The huge amount of float, some argue, could be lead to the e-wallet operator to have a bank-like balance sheet.
But one banker argues that the days of this “free float” are coming to an end.
“The next evolution in this game will be synching the e-wallets to the bank accounts of users. This means that there will not be a reason to ‘top up’ your e-wallet anymore, rather it would be a direct deduction from the users’ savings account sitting in a bank. This, he argues, means there will hardly be a float left for e-wallet operators. So, why chase the e-wallet game then? The answer lies in eco system ownership and big data, a term used to describe the large amount of data pooled from users, which in turn can be monetised through targeted marketing efforts.
Who will win?
Considering it is early days, it is hard to tell who will concur the e-wallet space. Five Malaysian banks and as many as 23 non-bank entities hold e-money licences issued by Bank Negara which are allowed to issue e-wallets. Not many of them are active in the e-wallet space, and are focused instead on loyalty and petrol cards.
The big boys are in the game. Malayan Banking Bhd , the largest bank in the country, lays claim to being the first to launch the country’s first mobile wallet payment platform in the form of MaybankPay. Subsequently, it partnered Samsung to launch the Samsung Pay mobile wallet.
Maybank says the transactions and usage of its mobile wallets are growing by more than 50% annually, a much higher pace than its growth of credit and debit cards although the latter still accounts for the bulk of non-cash transactions.
Then there are the China giants. Even before Alipay announced its tie-up with TNG, Tencent Holdings Ltd said it had applied for a licence in Malaysia to offer local payment services via its WeChatPay, in what would be a first for the platform outside of China.
The advantage WeChat has is that many Malaysians already use this messaging app, meaning that they merely need to be convinced to switch on their payment function and use it in outlets in Malaysia.
Niche players are also getting into the scene. For example, a brand called Kiple is being trialled in the food and beverage (F&B) and services space, with close to 1,000 outlets in the Klang Valley accepting payment via this e-wallet.

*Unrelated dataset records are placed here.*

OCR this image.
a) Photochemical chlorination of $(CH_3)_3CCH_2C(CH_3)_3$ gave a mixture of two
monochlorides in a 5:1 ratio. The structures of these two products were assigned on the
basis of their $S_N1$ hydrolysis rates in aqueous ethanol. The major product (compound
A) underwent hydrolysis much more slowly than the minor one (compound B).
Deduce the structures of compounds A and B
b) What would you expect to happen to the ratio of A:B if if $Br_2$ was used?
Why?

Kay Tan, the CEO of Green Packet Bhd , the licensed issuer of the Kiple e-wallet says it is not just about making ease of payment but building a collaborative ecosystem to benefit both consumers and merchants. We are building a platform for continued patronage, ease of use, tracking and relevant rewards among others.”
He adds that the winners will be those who offer a better service and value add both to the consumer and merchants.